U.S. Air Force Secretary Frank Kendall flew in the front seat of the X-62A Variable In-flight Simulation Test Aircraft (VISTA) on May 2 during an autonomous flight from Edwards AFB, Calif., the Air Force said on May 3.

Starting in December, 2022, the Air Force Test Pilot School ramped up X-62A autonomous flight tests through the use of artificial intelligence (AI) algorithms, including those by the Defense Advanced Research Projects Agency’s Air Combat Evolution (ACE) program (Defense Daily, Feb. 14, 2023).

“The potential for autonomous air-to-air combat has been imaginable for decades, but the reality has remained a distant dream up until now,” Kendall said in a May 3 statement by the 412th Test Wing at Edwards.

The X-62A VISTA autonomous flights have used Hivemind piloting software by Shield AI (Defense Daily, Apr. 17).

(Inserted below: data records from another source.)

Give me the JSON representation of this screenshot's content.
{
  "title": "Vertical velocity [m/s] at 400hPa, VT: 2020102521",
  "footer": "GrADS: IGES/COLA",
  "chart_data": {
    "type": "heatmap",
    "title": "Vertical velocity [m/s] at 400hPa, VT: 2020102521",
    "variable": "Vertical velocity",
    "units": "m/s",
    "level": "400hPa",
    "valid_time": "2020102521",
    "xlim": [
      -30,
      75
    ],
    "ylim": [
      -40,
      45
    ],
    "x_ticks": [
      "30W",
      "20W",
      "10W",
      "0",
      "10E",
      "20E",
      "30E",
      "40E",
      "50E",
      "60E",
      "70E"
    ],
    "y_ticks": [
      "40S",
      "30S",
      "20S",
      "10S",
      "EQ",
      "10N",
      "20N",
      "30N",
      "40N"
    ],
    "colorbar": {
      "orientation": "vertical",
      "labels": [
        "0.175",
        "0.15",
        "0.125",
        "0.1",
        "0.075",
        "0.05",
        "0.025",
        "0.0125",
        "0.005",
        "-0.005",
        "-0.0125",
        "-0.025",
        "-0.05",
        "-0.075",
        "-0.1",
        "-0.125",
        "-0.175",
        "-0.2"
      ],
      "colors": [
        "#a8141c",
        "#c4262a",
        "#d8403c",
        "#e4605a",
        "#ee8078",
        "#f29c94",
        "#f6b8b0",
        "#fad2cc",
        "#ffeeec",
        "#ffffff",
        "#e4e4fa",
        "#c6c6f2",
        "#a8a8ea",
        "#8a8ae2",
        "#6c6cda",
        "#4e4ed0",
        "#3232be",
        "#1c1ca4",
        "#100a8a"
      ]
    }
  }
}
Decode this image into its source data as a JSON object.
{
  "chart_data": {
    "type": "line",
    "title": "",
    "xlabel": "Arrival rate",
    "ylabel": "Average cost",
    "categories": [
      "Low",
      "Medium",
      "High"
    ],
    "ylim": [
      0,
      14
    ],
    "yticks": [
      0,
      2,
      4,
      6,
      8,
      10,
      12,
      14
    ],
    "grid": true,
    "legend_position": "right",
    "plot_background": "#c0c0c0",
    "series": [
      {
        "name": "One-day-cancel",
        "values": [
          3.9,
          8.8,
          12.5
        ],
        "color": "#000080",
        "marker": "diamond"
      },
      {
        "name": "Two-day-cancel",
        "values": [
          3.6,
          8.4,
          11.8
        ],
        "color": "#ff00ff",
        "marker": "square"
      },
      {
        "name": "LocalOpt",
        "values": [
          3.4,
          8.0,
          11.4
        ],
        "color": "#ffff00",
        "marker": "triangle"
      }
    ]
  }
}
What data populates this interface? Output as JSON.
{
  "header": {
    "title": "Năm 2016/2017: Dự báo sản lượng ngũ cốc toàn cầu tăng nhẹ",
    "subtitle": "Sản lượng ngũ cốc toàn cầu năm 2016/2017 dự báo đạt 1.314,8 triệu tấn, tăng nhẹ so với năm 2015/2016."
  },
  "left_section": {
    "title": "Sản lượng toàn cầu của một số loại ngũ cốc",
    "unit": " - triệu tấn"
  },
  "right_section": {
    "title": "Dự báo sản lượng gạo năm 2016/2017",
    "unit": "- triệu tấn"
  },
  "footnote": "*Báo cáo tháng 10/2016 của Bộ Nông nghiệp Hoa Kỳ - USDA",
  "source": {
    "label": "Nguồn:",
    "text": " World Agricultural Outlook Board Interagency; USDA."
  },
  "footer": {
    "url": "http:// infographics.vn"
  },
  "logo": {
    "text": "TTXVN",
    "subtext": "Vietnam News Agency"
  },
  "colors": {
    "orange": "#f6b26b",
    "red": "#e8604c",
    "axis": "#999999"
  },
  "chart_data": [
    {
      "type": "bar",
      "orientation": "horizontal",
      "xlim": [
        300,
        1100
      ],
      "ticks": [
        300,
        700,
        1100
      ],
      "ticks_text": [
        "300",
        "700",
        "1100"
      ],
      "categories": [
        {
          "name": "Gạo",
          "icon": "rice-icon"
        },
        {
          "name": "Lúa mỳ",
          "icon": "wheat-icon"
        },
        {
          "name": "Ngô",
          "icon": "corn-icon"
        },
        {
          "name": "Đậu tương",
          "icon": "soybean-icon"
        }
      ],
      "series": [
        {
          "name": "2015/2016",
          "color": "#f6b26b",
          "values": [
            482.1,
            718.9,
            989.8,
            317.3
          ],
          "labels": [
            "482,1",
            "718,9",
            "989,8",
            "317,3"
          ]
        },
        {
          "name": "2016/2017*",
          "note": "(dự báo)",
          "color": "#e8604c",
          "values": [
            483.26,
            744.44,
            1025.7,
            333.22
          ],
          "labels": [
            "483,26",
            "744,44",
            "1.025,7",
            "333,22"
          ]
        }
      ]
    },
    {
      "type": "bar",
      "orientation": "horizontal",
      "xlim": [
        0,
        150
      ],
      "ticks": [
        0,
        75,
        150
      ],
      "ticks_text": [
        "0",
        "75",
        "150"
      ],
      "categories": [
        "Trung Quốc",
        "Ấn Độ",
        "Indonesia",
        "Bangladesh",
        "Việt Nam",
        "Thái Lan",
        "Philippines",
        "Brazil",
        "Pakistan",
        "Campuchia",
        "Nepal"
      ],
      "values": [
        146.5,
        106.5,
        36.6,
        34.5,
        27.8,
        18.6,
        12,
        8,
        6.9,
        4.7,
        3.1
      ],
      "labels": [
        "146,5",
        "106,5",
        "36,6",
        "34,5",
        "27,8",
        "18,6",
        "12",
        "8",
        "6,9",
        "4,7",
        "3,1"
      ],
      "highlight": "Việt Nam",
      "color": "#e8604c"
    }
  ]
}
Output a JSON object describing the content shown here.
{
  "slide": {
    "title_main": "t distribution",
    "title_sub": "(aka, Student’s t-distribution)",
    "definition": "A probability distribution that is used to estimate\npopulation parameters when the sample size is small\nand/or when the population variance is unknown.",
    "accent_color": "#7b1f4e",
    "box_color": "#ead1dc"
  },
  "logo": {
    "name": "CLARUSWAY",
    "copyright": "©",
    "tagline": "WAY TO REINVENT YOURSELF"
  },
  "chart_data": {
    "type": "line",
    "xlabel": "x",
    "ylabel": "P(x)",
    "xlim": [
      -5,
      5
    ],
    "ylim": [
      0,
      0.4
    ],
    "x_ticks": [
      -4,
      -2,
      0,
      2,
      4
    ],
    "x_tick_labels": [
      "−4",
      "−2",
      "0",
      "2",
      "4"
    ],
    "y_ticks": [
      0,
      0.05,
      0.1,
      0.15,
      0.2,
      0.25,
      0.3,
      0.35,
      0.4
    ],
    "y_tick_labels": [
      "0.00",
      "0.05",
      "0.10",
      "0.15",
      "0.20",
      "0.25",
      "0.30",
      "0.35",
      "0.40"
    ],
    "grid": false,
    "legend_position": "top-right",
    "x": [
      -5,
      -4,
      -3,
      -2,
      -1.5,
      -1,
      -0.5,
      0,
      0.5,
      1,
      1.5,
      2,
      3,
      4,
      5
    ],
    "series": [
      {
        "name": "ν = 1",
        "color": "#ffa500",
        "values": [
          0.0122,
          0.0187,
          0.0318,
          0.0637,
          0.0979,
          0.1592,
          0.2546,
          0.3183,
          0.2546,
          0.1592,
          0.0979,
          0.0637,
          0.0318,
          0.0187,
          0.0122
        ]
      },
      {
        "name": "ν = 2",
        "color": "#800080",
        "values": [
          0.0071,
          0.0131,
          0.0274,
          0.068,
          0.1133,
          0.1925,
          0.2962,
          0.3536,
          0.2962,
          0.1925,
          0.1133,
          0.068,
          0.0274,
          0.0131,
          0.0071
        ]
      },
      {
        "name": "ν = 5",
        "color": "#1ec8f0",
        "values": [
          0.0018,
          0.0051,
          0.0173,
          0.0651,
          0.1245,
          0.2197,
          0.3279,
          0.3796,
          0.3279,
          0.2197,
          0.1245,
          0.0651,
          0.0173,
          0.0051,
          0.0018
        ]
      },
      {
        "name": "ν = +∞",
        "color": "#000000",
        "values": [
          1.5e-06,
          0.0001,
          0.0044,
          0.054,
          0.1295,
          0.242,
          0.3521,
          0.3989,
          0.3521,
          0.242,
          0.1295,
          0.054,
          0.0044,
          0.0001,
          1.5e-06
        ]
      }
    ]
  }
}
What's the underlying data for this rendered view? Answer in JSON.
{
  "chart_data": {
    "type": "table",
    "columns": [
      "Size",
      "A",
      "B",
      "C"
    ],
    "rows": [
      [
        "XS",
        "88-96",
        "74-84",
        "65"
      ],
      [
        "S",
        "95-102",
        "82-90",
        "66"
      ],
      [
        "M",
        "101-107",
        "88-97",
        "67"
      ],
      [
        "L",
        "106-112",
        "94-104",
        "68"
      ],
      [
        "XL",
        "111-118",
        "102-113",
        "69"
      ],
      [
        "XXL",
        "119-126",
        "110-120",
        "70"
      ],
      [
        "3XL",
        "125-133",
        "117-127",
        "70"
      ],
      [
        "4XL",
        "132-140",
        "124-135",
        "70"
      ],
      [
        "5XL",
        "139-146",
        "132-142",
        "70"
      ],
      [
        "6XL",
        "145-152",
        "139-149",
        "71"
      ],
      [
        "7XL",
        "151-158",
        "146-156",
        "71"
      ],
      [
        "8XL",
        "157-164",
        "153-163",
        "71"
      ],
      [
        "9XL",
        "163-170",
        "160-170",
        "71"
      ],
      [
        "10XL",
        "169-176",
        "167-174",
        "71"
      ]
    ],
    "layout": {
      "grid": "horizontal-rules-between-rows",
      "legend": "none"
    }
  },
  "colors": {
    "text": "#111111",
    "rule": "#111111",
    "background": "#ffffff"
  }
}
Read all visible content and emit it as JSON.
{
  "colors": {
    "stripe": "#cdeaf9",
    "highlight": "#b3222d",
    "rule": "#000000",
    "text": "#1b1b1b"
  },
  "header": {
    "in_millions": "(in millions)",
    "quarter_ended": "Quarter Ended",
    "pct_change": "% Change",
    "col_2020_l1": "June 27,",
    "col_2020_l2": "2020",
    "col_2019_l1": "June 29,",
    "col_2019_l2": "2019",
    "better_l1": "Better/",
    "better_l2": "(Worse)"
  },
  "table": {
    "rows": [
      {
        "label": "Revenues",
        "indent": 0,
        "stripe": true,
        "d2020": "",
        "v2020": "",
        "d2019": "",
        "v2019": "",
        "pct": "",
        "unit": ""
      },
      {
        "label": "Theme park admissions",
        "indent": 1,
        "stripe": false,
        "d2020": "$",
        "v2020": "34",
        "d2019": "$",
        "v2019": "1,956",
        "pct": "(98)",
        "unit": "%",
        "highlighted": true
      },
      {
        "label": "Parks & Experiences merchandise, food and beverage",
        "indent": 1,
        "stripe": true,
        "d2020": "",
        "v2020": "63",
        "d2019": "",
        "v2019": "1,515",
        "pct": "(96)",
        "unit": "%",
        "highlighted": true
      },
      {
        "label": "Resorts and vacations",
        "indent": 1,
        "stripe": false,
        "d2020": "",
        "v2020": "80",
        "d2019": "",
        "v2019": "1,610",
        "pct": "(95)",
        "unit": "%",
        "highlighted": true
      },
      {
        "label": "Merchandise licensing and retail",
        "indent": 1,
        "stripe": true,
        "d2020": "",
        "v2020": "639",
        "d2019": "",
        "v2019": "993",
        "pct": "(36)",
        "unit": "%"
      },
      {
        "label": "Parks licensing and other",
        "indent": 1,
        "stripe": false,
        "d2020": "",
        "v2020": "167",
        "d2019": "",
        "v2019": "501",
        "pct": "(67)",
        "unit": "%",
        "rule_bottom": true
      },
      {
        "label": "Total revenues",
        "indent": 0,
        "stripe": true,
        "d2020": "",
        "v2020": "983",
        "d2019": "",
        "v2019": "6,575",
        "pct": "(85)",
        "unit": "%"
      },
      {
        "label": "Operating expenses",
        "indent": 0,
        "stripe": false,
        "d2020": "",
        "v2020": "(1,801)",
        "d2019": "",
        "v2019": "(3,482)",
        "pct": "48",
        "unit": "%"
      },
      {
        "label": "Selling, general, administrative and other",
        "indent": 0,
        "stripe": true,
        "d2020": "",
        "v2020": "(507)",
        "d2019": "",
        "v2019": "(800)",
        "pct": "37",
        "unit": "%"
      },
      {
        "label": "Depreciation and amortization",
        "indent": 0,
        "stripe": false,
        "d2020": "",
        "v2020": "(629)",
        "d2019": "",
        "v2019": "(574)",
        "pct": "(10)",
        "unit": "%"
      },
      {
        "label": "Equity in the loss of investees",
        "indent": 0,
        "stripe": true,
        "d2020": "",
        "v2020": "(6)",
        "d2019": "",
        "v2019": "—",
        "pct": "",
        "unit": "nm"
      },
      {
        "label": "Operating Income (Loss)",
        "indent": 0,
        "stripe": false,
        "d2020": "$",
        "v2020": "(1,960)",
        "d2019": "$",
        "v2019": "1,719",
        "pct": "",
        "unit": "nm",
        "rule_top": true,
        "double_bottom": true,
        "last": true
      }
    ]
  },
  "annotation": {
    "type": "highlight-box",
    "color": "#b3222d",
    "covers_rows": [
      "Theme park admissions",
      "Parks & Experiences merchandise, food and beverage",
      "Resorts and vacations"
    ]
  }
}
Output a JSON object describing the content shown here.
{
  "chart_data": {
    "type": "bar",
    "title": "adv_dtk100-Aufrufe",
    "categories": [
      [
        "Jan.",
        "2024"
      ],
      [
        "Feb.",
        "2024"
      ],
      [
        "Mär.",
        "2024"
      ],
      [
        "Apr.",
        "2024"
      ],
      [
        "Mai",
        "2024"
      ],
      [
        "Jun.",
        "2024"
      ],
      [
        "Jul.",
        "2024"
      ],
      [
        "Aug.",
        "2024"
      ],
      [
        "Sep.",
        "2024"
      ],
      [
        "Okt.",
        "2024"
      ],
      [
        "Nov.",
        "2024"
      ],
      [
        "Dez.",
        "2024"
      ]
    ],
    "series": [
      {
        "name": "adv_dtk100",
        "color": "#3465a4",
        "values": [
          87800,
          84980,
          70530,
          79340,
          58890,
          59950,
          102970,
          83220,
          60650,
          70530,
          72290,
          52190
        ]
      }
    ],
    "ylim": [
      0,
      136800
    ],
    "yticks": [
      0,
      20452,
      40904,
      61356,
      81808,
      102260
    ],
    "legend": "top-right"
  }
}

“Shield AI was happy to provide the ride, execute the mission, and get SECAF home safely,” Shield AI said on May 3.

Lockheed Martin [LMT] said on May 3 that its “open systems architecture,” used during the May 2 flight, “leverages Skunk Works’ Model Following Algorithm (MFA) and System for Autonomous Control of the Simulation (SACS)” to permit “highly complex tests.”

The company said that it worked with industry and the Air Force Test Pilot School to install “live AI agents into the X-62A’s systems” to demonstrate “the first AI versus human dogfight” and required adaptations, including “100,000 lines of flight-critical software changes across 21 test flights.”

The VISTA, in service since 1992, is a modified Lockheed Martin F-16D.

“About four years ago the team set out to improve VISTA’s already unique test-training capabilities, which historically allowed it to simulate another aircraft’s flying characteristics,” the 412th Test Wing said on May 3. “VISTA’s initial capabilities were reimagined, reworked and fundamentally expanded, culminating in an upgrade that was completed in 2022 and featured three new highly specialized software suites with significantly more computing power to make it all work.”

The wing said that, during the May 2 flight, “the X-62A conducted a variety of tactical maneuvers utilizing live agents that responded in real-time to a simulated threat” and that the aircraft “completed a series of test points, which were parts of an aerial dogfight within an operation that validated the models and tested its performance.”

Dan “Animal” Javorsek, EpiSci’s chief technology officer and a former F-22/F-35 pilot and ACE program manager at DARPA, said on X that the May 2 flight test used AI agents by EpiSci, PhysicsAI, and Shield AI and that the “EpiSci team…flew a flawless high aspect set, demonstrating what trusted autonomy looks like to everyone.”

The 412th Test Wing said that “the controls of the X-62A remained untouched by both Secretary Kendall and the safety pilot in the backseat throughout the entire test flight.”